I’ve been working with a woman for over a year now, she has spondilolithesis (so she’s obviously quite kyphotic in thoracic and hyperextended in cervical), fused lumbar, with a slight scoliosis, winging right scapula. She has a lot less stability in right shoulder and scapula. I have been focusing on spinal extension and scapular stabilization.
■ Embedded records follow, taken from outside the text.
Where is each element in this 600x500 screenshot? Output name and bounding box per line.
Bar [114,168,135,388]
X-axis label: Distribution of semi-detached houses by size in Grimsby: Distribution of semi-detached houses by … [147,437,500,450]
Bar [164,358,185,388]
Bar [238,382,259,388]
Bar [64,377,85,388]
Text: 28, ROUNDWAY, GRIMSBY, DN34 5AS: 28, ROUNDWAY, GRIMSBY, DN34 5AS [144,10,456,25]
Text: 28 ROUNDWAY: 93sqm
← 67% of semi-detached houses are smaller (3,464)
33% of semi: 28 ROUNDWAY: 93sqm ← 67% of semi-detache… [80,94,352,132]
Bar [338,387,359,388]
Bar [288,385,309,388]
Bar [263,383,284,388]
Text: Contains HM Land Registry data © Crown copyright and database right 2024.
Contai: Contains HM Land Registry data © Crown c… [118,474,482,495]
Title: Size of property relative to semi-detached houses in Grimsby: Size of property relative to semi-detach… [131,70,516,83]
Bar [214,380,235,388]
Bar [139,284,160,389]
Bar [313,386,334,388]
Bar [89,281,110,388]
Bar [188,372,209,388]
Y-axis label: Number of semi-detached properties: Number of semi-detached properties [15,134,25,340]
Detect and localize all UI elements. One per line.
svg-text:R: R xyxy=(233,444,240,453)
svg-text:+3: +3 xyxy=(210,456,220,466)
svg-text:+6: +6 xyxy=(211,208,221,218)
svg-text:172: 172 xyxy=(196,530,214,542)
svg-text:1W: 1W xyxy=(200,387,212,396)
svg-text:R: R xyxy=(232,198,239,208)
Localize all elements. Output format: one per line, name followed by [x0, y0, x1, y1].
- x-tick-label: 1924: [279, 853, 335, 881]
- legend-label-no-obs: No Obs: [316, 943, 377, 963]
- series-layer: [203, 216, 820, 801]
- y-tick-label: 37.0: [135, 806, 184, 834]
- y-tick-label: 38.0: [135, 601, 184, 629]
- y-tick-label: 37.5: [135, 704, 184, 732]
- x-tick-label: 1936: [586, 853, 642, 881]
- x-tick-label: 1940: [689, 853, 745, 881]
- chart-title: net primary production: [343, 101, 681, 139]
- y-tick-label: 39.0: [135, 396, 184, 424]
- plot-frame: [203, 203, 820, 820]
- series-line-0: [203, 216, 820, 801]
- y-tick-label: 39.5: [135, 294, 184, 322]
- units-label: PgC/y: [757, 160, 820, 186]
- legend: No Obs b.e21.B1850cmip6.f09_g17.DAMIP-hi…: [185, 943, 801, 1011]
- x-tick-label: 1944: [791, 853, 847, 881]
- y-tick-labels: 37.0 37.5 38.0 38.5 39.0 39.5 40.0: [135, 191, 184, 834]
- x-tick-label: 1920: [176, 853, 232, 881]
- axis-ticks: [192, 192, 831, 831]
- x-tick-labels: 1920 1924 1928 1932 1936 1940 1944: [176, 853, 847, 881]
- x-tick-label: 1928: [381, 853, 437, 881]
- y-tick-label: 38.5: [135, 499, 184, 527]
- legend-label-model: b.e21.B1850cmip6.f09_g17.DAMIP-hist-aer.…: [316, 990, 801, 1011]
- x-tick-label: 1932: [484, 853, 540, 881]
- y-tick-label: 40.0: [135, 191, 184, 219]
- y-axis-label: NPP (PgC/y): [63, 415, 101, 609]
I also work her in seated, kneeling and standing positions to encourage recruitment of the spinal and pelvic stabilizers in a neutral position. My one issue that I have is this terribly winging right scapula. I make her do lots of rotator cuff work, I also do lots of protractions against resistance to work her serratus anterior. I work on the cadillac, doing mid, lower and upper trap work, often unilaterally. The upper fibers of her rhomboids and mid traps seem to be firing well. However her mid to lower area of her scapula is always winging at a certain degree, usually when her elbows are bent (ex: when they’re bent and at elbow height, or while side-lying and doing ext. rotations with ball – although this has improved greatly). I make her do certain things and think, wow, her scapula is flush and moving smoothly. Then I make her do something else and it totally pops right off. I’ve been trying to help by placing her against a wall, with elbows bent at 90 degrees, in line with her shoulders. I then get her to do external rotations, bringing her forearms to the wall. She has a much smaller range with her right side and sometimes cringes while attempting this (she has improved but still not to full range).
Is there anything else I could do, it’s just boggling my mind and I really want to help this woman. I know I already have but I’m stumped. I started to think that she has quite a few active trigger points which may be preventing her from getting that full range. Either way, anything insight you could give would be much appreciated. I hope to one day attend one of your workshops, perhaps when you’re a little closer to Montreal!
Thanks so much and have a great day!
Sincerely,
Brigitte
Thank you for all of your hours editing and translating the STOTT PILATES® DVDs I would love to hear the French versions! I speak French, but not as well as the DVDs suggest!
-what level is her spondylolisthesis?
-her scoliosis, does it extend up into her thoracic spine, and is it a right thoracic curve (hump on the right) under the scapula?
-is her right scapula tipped forward
-does she use her pec minor excessively, adn does she use her pec minor for breathing
i love Montreal!!!! All of my family is from Montreal originally.